So read the email I received last week from my close friend S. with 4 photos attached (the one above was also a Coast to Coast AM Photo of the Day on 1/27/11).  He lives in Franklin County, Ohio near Columbus, works in a highly visible profession and is too shy to post these images himself — but he’s also alarmed by the footprints he and his wife found in their back yard last week after the last big snowfall. Knowing of my keen interest in the ridiculous-yet-hard-to-explain, he sent them to me.

He’s been perusing BFRO’s site for sasquatch sightings in his area looking to make some kind of sense of this, but to no avail.

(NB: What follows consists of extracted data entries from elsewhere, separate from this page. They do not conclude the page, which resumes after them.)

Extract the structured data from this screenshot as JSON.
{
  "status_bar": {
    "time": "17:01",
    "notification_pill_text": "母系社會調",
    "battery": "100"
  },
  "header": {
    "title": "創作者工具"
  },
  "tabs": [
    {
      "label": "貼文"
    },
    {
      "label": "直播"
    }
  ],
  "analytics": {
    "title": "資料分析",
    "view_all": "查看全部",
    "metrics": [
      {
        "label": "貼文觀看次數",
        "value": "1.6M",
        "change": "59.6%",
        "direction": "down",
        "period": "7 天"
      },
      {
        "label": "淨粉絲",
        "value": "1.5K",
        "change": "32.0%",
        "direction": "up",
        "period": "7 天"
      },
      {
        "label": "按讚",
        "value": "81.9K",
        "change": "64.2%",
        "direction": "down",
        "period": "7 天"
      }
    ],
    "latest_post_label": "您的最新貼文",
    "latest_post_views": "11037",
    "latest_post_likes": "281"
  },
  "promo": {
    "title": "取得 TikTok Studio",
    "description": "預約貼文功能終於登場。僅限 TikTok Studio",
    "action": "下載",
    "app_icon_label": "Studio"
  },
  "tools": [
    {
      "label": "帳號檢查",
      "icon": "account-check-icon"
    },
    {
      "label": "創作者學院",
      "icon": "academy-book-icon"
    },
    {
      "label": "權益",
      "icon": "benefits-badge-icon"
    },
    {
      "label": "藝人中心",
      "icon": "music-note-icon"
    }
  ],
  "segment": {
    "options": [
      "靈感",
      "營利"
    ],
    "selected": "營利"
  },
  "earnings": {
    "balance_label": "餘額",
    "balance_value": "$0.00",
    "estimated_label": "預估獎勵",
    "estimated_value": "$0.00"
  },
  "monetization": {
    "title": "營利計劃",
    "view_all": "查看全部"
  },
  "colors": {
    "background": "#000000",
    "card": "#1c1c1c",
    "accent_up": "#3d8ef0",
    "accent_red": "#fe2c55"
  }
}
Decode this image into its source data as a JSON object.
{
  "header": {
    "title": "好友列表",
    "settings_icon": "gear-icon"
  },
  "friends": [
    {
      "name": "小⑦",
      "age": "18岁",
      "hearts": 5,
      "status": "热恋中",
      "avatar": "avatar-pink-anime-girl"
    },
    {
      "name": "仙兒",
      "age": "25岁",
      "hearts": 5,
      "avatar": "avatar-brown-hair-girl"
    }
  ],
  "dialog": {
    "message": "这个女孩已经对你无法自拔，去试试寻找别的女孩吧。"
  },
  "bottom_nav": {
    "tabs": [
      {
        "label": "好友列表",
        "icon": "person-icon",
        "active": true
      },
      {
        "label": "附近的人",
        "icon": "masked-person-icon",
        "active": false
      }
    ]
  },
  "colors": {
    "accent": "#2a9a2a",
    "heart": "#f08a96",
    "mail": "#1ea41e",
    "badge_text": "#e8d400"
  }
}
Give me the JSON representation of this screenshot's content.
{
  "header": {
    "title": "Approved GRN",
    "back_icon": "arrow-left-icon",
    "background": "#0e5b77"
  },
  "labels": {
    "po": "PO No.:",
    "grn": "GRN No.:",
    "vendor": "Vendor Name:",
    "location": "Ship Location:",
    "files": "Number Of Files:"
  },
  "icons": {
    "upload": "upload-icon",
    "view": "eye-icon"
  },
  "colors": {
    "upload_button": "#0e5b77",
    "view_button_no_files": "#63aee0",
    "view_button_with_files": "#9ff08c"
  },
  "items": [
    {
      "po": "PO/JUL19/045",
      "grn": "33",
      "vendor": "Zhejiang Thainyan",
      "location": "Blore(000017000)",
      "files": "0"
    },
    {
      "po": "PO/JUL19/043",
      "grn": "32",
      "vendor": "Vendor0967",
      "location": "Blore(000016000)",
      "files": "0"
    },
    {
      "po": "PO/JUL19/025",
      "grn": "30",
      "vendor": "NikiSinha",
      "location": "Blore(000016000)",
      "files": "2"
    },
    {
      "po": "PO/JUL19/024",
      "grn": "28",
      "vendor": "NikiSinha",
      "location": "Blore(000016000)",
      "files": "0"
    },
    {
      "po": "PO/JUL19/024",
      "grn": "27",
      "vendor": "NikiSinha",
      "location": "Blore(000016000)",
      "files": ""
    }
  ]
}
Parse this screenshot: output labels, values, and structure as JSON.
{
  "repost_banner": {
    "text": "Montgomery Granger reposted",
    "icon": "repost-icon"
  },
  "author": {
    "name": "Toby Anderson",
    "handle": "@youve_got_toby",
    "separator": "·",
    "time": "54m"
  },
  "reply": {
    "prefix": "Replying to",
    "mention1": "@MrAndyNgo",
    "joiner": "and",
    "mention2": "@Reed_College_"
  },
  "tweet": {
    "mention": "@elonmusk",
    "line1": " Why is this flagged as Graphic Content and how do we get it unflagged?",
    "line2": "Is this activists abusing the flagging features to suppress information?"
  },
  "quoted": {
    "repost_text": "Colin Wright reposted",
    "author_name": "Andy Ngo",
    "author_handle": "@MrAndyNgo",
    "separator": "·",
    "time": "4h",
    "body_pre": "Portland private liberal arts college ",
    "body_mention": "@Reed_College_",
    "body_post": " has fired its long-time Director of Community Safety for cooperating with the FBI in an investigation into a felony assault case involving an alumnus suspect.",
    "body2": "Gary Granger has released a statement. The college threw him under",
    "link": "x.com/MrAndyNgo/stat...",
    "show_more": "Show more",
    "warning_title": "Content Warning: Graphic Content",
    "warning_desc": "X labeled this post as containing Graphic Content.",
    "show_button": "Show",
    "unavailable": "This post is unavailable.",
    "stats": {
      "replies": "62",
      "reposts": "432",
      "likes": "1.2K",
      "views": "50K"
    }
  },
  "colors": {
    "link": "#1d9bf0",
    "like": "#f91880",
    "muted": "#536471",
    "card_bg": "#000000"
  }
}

“The right track has blood on it — the right foot seems to indicate a foot injury,” his email continued.  “We are kinda freaking out.  We have spent hours combing through wild animal track books, trying to isolate and identify the tracks, hoping to come up with an explanation. WHOA.  Freaking.

S.”

He says the tracks crossed through his yard and stopped at a large tree.  Sadly there was no shivering juvenile squatch hiding in the tree when he looked up — but then where did it go? Did it fly away? Jersey devil? Mothman? My two cents — these aren’t sasquatch, Jersey devil or mothman prints; they’re clearly dogman prints. Perhaps it leapt from the tree onto another tree or onto his roof (he didn’t think to look there for more prints) and was gone.  (UPDATE 1/27/11: I just searched and found this regarding Ohio’s “Loveland creature,” a reptilian spotted in 1955 and 1972, so I’m switching my opinion from dogman to lizardman.)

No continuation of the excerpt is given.